But there is a brightness triangle!
Exposure and the rendered rendered image brightness are
not synonymous. Exposure and the rendered image brightness are only identical when a camera's ISO parameter is set to the base (native) sensitivity setting.
For digital cameras, exposure is the amount of energy measured by the sensor when the shutter is open. This is determined by only three things:
- Scene luminance
- Shutter time
- Aperture
Exposure determines the S/N for the data which in turn determines the information-content's uncertainty. Optimizing exposure minimizes uncertainty and maximizes perceived, rendered, image quality.
ISO is irrelevant. ISO has no affect on the sensor sensitivity(1). The raw file data S/N may or may not depend on the camera ISO setting(2). The camera ISO parameter is a simply calibrated exposure index based on one of five industry standards.
However, for any combination of shutter time and aperture, the meter will estimate the appropriate amount of gain (ISO) required to render a bright image when exposure is limited by camera motion, subject motion and, or DOF. This change in gain is not necessarily required to maximize perceived image quality(3).
Over exposure occurs when one or more sensor photo-diode sites generates enough photoelectrons to exceed their maximum electrical charge capacity. All useful information for that pixel is lost.
Under exposure occurs when the opposite happens. Some amount of sensor under exposure is almost always unavoidable. However, unnecessary under exposure always degrades perceived image quality. The most common cause of unnecessary under exposure is not using the lowest practical camera ISO setting.
After the shutter closes the photo-diode sites' electrical charge is emitted as a spatial array of DC voltages. Those voltages are digitized as integers and written to an in-camera raw file.
When the shutter time and aperture are set for optimum exposure, the result is a rendered image with an aesthetically appropriate brightness. Optimum exposure means the shutter and aperture were set to retain highlight region information required to achieve the photographer's goals. This means unimportant highlight regions can be intentionally over exposed.
Often convenience, subject motion, or depth of field mandates the sensor be under exposed. The result would be a rendered image that is too dark. Now, the gain DC voltages' gain can be increased before digitization. Changing the camera ISO parameter changes the gain level. As long as the gain does not exceed the maximum ADC's signal level threshold, the image brightness will be aesthetically appropriate.
The role of ISO is to achieve a useful image brightness.
The triangular relationship between ISO parameter, shutter time and aperture holds as for rendered image brightness. It doe not apply to exposure.
1. Recently sensors with dual conversion gain became available. In bright light the phtotodiodes' conversion gain is set for maximum dynamic range. In low light (higher ISO settings) the gain is changed to increase sensitivity.

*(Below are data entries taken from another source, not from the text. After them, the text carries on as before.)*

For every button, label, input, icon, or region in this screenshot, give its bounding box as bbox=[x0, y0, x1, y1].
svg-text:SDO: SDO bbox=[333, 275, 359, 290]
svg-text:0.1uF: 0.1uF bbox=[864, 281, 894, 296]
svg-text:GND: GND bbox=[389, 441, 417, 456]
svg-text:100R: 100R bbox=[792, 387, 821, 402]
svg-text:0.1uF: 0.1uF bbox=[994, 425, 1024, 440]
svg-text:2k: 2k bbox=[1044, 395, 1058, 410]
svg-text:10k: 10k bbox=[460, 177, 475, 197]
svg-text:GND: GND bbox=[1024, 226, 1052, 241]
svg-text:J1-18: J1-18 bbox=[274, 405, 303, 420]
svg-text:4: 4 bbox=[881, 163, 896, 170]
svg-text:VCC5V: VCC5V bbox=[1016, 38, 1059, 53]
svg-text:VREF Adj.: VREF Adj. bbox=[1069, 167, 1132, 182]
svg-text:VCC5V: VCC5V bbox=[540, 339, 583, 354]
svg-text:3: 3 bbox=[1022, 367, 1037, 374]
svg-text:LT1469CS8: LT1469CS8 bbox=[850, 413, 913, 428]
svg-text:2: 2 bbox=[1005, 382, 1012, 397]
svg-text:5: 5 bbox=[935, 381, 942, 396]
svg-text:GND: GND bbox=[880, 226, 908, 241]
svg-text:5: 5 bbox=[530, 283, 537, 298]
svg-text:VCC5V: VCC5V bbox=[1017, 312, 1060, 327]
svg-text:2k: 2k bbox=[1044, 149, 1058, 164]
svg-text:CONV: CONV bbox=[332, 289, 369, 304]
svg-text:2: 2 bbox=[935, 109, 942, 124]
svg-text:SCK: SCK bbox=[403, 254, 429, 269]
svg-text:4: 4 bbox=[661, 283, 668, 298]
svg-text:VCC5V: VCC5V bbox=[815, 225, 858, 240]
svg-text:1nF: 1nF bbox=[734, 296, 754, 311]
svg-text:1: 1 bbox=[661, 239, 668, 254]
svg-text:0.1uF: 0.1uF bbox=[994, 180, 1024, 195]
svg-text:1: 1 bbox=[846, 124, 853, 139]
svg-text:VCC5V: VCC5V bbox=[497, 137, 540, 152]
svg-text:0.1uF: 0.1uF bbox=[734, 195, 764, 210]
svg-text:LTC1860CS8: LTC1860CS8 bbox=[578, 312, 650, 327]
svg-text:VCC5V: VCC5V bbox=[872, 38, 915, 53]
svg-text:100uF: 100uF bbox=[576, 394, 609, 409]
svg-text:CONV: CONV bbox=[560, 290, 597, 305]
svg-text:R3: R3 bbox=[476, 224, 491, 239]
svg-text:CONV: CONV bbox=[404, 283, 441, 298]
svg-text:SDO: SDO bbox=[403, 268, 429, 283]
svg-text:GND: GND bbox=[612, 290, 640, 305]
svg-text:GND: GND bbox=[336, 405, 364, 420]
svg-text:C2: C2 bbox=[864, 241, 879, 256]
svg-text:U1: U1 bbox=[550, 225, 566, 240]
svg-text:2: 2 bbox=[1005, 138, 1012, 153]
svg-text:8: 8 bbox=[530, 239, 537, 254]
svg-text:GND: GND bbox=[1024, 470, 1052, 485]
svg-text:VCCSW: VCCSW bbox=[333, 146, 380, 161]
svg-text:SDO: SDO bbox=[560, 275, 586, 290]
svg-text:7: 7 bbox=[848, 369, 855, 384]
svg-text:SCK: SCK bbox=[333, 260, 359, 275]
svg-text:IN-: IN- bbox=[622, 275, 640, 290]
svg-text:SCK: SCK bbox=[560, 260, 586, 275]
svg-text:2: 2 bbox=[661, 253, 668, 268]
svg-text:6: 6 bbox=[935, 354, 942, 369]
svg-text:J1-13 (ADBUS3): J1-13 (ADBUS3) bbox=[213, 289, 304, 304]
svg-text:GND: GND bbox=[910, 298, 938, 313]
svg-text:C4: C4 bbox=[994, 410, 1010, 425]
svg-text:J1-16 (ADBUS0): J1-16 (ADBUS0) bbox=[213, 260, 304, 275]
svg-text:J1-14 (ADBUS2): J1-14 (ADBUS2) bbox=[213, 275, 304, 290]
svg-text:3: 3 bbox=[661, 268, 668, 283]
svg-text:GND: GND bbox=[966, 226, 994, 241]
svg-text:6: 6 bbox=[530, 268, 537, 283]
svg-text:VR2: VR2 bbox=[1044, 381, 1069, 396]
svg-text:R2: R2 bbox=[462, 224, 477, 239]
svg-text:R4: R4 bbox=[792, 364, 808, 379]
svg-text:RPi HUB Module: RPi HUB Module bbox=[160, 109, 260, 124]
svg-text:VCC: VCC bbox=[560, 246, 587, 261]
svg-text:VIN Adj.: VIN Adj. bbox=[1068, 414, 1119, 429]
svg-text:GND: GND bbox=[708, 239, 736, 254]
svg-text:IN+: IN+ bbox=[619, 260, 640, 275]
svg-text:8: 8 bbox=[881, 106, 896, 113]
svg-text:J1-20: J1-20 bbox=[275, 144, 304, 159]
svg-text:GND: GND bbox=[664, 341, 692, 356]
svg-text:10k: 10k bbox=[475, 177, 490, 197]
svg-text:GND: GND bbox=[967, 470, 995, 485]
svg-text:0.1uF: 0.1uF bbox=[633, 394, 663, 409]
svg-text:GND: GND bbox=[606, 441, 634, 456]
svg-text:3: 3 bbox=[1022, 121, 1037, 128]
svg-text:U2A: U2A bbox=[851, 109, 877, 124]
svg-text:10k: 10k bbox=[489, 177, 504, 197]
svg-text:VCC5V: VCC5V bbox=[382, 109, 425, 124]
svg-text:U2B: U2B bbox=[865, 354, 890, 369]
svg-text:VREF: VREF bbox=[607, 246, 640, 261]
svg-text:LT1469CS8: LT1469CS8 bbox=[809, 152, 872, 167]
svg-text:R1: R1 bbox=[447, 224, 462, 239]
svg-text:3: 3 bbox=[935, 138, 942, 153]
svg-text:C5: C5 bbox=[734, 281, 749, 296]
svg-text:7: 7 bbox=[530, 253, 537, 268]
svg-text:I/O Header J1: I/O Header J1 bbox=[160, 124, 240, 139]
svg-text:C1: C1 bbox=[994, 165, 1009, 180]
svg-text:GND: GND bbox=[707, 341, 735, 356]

2. For newer cameras increasing signal gain (ISO) does not significantly decrease the electronic noise levels. These cameras are described as ISO invariant or ISO-less. For older cameras increasing gain can decrease the electronic noise levels. With the former, image noise is dominated by photon noise. For the latter electronic noise increases as exposure decreases.
3. With raw files increasing signal gain after the shutter closes does not significantly increase perceived image quality. This is not the case for in-camera JPEGS.